Rahang Justin mengeras. Dikepalkan tangannya kuat-kuat dari balik meja. Raut wajahnya yang ceria berubah drastis menakutkan. Tatapannya setajam belati.

"Kalau saya tidak menghormati Anda sebagai orang yang lebih tua, mungkin wajah Anda tak akan mulus lagi." Justin menatap nyalang Tuan Richard Fernandez seraya menatapnya dengan pandangan hina.

"Kalau Anda menghormati saya sebagai yang lebih tua, mengapa Anda tak menghormati ayah Anda yang juga lebih tua dari Anda? Bahkan tanpanya kau tak akan ada di dunia ini," jelas Tuan Richard masih dengan pandangan biasa saja. Guratan ekspresinya juga terlihat santai. Meski di depannya ada seeorang yang bagaikan harimau ingin menerkamnya.

Ucapan Tuan Richard adalah pernyataan yang tak membutuhkan jawaban.

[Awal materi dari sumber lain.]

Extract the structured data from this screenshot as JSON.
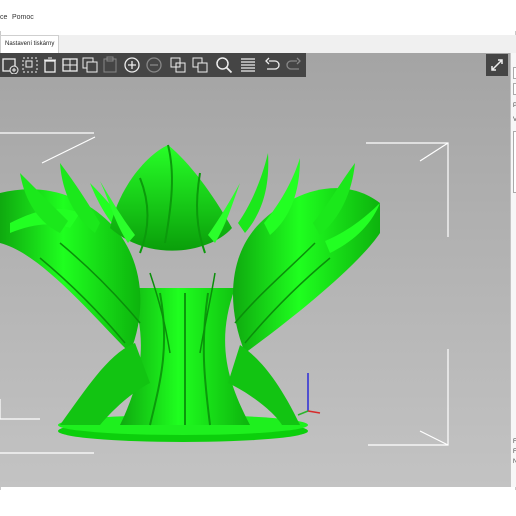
{
  "menu": {
    "item_partial": "ce",
    "help": "Pomoc"
  },
  "tabs": {
    "printer_settings": "Nastavení tiskárny"
  },
  "toolbar": {
    "icons": [
      "add-object-icon",
      "arrange-icon",
      "delete-icon",
      "layout-icon",
      "copy-icon",
      "paste-icon",
      "add-instance-icon",
      "remove-instance-icon",
      "split-objects-icon",
      "split-parts-icon",
      "search-icon",
      "layers-editor-icon",
      "undo-icon",
      "redo-icon"
    ]
  },
  "colors": {
    "model": "#0ae60a",
    "toolbar": "#454545",
    "viewport_top": "#a4a4a4",
    "viewport_bottom": "#c3c3c3"
  },
  "right_panel": {
    "fragment_a": "P",
    "fragment_b": "V",
    "fragment_c": "F",
    "fragment_d": "F",
    "fragment_e": "N"
  }
}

"Boleh saya tanya satu hal pada Anda? Mengapa Anda sepertinya tak suka dengan saya?" Justin mencoba mengatur suasana hatinya. Ia rendahkan suaranya dan diubahnya ekspresinya untuk lebih tenang. Semakin dia marah, maka ia tahu semakin pria paruh baya itu menganggapnya anak kecil.

Tuan Fernandez tersenyum ramah. Ia menghela nafas sejenak, lalu berjalan ke arah pemuda itu dan menepuk bahunya pelan.

"Aku tidak pernah tak menyukaimu. Kau yang selalu berpikir seperti itu. Kau terlahir dari rahim wanita yang sangat baik mungkin juga dari ayah yang baik. Apa yang kau lihat dan kau dengar belum tentu yang sebenarnya. Aku yakin suatu saat kau mengerti maksudku," ungkap Tuan Richard dengan bahasa informal. Ditatapnya Justin lembut. Cara menatap pria baru baya ini kepada direktur angkuh itu bisa diibaratkan tatapan seorang ayah yang menyaingi putranya. Namun, hati Justin terlalu banyak diselimuti amarah. Maka dia tak bisa melihat ketulusan teman ayahnya itu.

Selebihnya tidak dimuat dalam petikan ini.